Popular Vietnamese-American festival nixed after dispute
GARDEN GROVE, Calif. (AP) - A popular Vietnamese-American festival in Southern California was abruptly canceled after a financial dispute between organizers and the city of Garden Grove.
The dispute centered on the price the city requested to cover the cost of police and other services needed for the three-day Tet Festival, which can attract as many as 100,000 visitors each year.
The city wanted to boost the bill to $145,000, nearly a fivefold jump from last year, which stunned the Union of Vietnamese Student Associations of Southern California, which organizes the annual celebration.
Councilwoman Dina Nguyen told the Los Angeles Times Thursday that the city has absorbed nearly $1.2 million in festival costs over the last 11 years.
Organizers claim that figure is inflated.
"All along, we felt the city has not been negotiating in good faith," Nina Tran, president of the student group, told the Times. "I think it's just completely absurd they're asking for $145,000."

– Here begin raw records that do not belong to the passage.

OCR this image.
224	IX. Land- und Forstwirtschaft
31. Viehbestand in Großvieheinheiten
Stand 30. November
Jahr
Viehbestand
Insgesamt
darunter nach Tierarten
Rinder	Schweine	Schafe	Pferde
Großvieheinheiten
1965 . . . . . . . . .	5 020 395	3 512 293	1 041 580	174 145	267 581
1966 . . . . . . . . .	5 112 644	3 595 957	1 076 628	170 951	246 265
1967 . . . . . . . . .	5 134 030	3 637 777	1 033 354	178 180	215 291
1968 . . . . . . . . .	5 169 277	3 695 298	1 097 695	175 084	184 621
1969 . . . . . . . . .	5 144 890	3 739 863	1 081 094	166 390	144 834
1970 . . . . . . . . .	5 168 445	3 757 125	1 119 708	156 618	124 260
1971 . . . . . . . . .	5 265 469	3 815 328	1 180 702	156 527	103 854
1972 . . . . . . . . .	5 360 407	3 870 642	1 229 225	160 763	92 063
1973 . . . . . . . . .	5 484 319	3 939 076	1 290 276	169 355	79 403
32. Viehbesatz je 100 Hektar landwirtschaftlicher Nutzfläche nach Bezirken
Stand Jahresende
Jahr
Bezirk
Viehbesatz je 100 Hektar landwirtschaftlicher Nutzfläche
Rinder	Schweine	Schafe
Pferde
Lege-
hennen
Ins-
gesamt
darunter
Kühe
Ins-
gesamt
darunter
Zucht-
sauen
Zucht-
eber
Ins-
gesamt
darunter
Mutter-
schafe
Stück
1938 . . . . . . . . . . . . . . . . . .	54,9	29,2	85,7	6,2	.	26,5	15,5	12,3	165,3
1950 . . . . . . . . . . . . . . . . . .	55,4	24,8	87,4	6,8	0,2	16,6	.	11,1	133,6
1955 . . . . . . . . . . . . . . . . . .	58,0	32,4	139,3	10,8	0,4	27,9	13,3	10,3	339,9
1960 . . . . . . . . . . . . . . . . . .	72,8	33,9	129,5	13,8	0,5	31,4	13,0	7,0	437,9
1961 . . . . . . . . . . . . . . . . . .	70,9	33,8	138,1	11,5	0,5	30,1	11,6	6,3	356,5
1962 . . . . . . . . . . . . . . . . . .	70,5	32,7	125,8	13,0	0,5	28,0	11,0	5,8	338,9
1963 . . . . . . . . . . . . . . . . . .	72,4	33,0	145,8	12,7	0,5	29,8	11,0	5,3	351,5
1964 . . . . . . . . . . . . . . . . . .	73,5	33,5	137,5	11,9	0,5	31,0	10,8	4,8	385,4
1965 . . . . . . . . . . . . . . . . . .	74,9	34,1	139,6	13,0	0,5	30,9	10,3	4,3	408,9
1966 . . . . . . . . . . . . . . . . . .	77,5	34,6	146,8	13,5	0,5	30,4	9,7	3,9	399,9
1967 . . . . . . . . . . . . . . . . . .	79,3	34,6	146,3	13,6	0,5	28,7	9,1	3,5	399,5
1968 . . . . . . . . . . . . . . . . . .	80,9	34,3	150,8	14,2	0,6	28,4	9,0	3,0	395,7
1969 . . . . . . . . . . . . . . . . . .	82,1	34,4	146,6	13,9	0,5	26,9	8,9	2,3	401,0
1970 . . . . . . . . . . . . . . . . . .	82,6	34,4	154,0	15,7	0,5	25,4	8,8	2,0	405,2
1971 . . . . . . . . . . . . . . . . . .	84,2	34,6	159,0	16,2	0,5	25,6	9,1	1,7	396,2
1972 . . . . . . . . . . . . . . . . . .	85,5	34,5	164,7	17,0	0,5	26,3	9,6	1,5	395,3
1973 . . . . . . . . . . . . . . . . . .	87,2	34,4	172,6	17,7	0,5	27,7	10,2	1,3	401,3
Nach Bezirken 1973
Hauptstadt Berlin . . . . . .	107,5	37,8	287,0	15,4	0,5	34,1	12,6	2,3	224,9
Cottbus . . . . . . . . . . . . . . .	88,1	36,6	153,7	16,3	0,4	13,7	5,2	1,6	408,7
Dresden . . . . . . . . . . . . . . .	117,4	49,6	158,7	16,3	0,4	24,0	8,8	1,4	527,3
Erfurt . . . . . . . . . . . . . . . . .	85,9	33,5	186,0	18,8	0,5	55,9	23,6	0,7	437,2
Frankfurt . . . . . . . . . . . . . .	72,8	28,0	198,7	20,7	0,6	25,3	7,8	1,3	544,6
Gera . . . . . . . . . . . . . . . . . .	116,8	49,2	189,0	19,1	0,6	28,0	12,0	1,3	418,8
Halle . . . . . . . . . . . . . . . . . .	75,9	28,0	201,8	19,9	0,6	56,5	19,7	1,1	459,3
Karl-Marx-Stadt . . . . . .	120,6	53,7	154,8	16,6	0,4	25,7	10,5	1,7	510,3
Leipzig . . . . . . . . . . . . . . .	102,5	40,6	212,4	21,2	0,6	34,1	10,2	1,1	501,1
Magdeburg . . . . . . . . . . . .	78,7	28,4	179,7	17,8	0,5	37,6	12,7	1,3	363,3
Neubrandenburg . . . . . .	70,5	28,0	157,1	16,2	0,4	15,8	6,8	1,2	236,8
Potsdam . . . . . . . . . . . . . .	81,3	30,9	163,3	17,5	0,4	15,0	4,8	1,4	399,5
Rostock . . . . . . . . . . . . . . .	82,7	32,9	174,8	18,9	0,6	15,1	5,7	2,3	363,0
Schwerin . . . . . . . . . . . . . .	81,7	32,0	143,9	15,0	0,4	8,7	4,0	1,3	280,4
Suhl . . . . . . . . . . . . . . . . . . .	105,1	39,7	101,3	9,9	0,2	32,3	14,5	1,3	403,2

The festival is an annual favorite in the Vietnamese-American community in Orange County, known as Little Saigon.
Tran said that her group was left largely in the dark about what the increased fee would cover but that she had been told part of it would be directed to help fund a planned Vietnam War museum in the city to honor those affected by the war.
City officials said an obstacle was the group's failure to disclose its financial records for the last four years.
Organizers are trying to find another location for the January event.
Mayor Bruce Broadwater said the city is not interested in running the festival out of town.
"If someone else wants to organize it, our doors are open," he said.